Homegrown Herb Garden: A Guide to Growing and Culinary Uses by Lisa Morgan and Ann McCormick
BOOK BLURB ON AMAZON
Take your home cooking to the next level by incorporating fresh homegrown herbs! You don’t need lots of space for a huge herb garden, and you don’t need to spend a lot of money on fresh herbs at the grocery store or farmers’ market. With Homegrown Herb Garden, you can choose the herb or herbs you will use the most and build your herb garden around them. Start with an overview of how to grow, harvest, and store herbs. Then, learn how to handle each herb and what flavors they work well with. The culinary section includes how to prepare and use your herbs, plus savory and sweet recipes to feature them in. Choose your favorite herbs, learn to grow them successfully, and never be at a loss for what to do with them!
MY REVIEW
Book comes in two parts 25% herbs and 75% recipes for those herbs. Total herbs covered 15; total recipes provided 62.
This is exactly what I’ve been looking for in an herb book! Each of the fifteen herbs are given height/width growth, water needs, and harvest instructions. The instructions for growing in containers are real instructions instead of the normal “appropriate size container and water regularly” – root depth is covered for instance. Whether the herb is a candidate for early start in house and transfer out to the garden or if it is best just to directly plant it in the garden (tranplantability). Etc.
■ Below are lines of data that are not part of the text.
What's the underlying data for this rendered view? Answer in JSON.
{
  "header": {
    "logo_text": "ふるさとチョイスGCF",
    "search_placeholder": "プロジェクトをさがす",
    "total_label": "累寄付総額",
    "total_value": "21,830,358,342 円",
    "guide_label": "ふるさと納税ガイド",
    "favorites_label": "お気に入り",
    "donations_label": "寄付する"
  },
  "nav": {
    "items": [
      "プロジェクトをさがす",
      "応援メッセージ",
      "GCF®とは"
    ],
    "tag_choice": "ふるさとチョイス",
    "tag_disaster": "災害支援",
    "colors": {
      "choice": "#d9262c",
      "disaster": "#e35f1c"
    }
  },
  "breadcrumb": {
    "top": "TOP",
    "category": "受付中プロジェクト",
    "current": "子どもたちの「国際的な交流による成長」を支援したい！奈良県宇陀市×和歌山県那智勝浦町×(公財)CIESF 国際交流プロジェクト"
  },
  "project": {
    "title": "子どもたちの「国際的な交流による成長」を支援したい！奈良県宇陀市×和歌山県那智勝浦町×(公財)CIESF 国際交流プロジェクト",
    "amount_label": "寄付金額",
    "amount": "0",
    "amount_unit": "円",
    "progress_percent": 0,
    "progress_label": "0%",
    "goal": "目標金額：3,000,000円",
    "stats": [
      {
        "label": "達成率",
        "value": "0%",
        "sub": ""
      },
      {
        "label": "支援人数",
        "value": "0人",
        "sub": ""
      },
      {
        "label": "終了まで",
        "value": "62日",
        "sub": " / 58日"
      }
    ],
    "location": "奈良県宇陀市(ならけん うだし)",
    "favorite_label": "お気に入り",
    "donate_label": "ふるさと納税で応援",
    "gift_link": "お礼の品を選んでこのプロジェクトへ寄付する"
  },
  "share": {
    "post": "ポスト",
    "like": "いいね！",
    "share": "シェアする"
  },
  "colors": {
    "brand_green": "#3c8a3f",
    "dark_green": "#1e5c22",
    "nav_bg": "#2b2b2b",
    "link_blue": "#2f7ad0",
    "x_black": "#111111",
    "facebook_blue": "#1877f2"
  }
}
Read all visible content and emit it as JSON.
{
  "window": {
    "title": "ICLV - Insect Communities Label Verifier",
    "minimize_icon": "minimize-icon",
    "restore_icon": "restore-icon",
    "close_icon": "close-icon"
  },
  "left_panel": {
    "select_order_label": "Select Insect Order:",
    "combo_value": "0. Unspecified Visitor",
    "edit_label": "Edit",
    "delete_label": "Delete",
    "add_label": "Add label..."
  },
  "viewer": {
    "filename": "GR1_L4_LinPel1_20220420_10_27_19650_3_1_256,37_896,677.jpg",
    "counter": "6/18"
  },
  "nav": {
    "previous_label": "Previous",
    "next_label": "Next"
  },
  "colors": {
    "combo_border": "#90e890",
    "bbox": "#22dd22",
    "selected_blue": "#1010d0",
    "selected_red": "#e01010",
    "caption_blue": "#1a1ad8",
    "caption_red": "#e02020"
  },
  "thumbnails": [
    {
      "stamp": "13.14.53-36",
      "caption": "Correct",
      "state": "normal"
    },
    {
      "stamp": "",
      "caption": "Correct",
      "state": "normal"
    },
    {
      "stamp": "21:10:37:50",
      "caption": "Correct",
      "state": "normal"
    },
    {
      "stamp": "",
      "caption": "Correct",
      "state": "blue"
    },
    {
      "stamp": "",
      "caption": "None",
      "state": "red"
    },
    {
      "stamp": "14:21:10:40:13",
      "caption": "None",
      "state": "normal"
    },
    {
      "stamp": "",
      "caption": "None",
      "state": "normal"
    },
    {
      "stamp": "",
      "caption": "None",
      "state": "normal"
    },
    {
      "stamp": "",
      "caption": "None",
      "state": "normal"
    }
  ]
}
Ms. McCormick lets the reader know when best to harvest and why (in case you ever wondered why you need to harvest early in the morning). Everything you need to set up an herb garden is here. It is amazing. Why more gardening books don’t do I don’t know. This changed how I was going to set up my garden – now I am going to split it into the “wet” and “dry” sections. Five stars all the way.
I don’t have herbs yet (still setting up the garden), so haven’t tried out the recipe section. The recipes are complicated, created by Le Cordon Bleu trained Chef Morgan – beautiful, but complicated. I may eventually attempt one or two (the rosemary chocolate chip cookie recipe is very tempting). At the beginning of each herb recipe section (at least three recipes for each of the fifteen herbs), includes best pairings with the herbs – what types of cheeses, meats, fruits & vegetables. I don’t see myself using that information very much, but new cooks working toward mastery of the kitchen may find it useful. More helpful is how to chop/use each herb in a dish – but I got most of that from the herb section. I found Chef Morgan’s sectioning herbs into woody and grassing completely unhelpful for my purposes – but I totally can see another cook getting an “a-ha” moment and running with it.
So for the recipe section, I would give two stars (Goodreads – it was okay) or three stars (Amazon – it was okay). But the herb section was so exactly what I have been looking for – and I have gone through a lot of online searches and gardening book reading, I know how rare this is and would have bought the book JUST for the herb section (in fact I did buy it just for the herb section) – I had to give this manuscript Five Stars.